Along with test marketing, Ask Jeeves conducted user research to determine the direction of the brand. The findings shaped the campaign strategy and creative.


For one, consumers are concerned about the result, not the process. They do not understand the differences between search engines -- a point that may be debated by Google or even Yahoo. Finally, consumers still want more from their search experience, according to the survey.


Ask Jeeves admits that its new attempt to reposition also is related to the consolidation in the search engine space. Only a few months after buying Inktomi, Yahoo recently offered $1.63 billion for Overture. And Google progressively gains girth as it makes new advances in its service offerings.


Ask Jeeves claims to be the No. 2 pure search engine after Google, and the fifth among search/portal sites.


No longer is there one search engine that is heads above the rest in terms of relevance of algorithmic results, Rudin said. A site's experience has become a determining factor in which search engines consumers use. Positioning unsurprisingly is the key differentiator.


"The search space is heating up, and everyone is vying for users," Rudin said. "At the same time, Ask Jeeves now has an experience that is ready for marketing support. We're fortunate in that our product improvement coincides with an increased focus on search and a strong demand from consumers.

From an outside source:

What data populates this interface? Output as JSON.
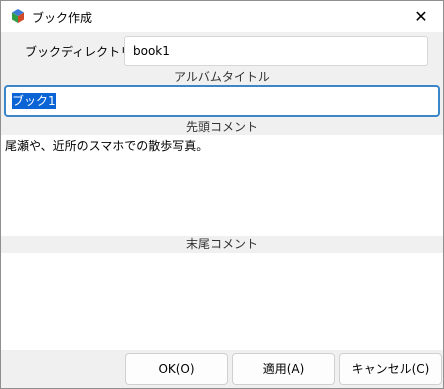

"In the last two years, we've taken a hiatus from marketing to focus on fixing the basics of accuracy, relevancy and speed while building and adding differentiators that allow us to understand the searcher to deliver an intuitive and smarter way to find the information they seek every day."


If the butler is missing from this TBWAChiatDay effort, the P.G. Wodehouse-created character certainly is featured on the new Ask.com home page. That page is now stripped down almost to Google proportions, making it easier to enter keywords.


Jeeves also will have a presence during the search experience. If, for example, a user types in "date of labor day," the character will appear next to the answer: Sept. 1 this year. Ask Jeeves calls these "wow" moments.


"Jeeves enters the search experience at moments of differentiation and satisfaction," Rudin said. "We believe that by reserving the butler for these special moments, Ask Jeeves can create greater affinity for the character and deepen the relationship with the searcher.


"Just because he's not in this ad campaign does not mean the butler's gone for good from future Ask Jeeves marketing campaigns."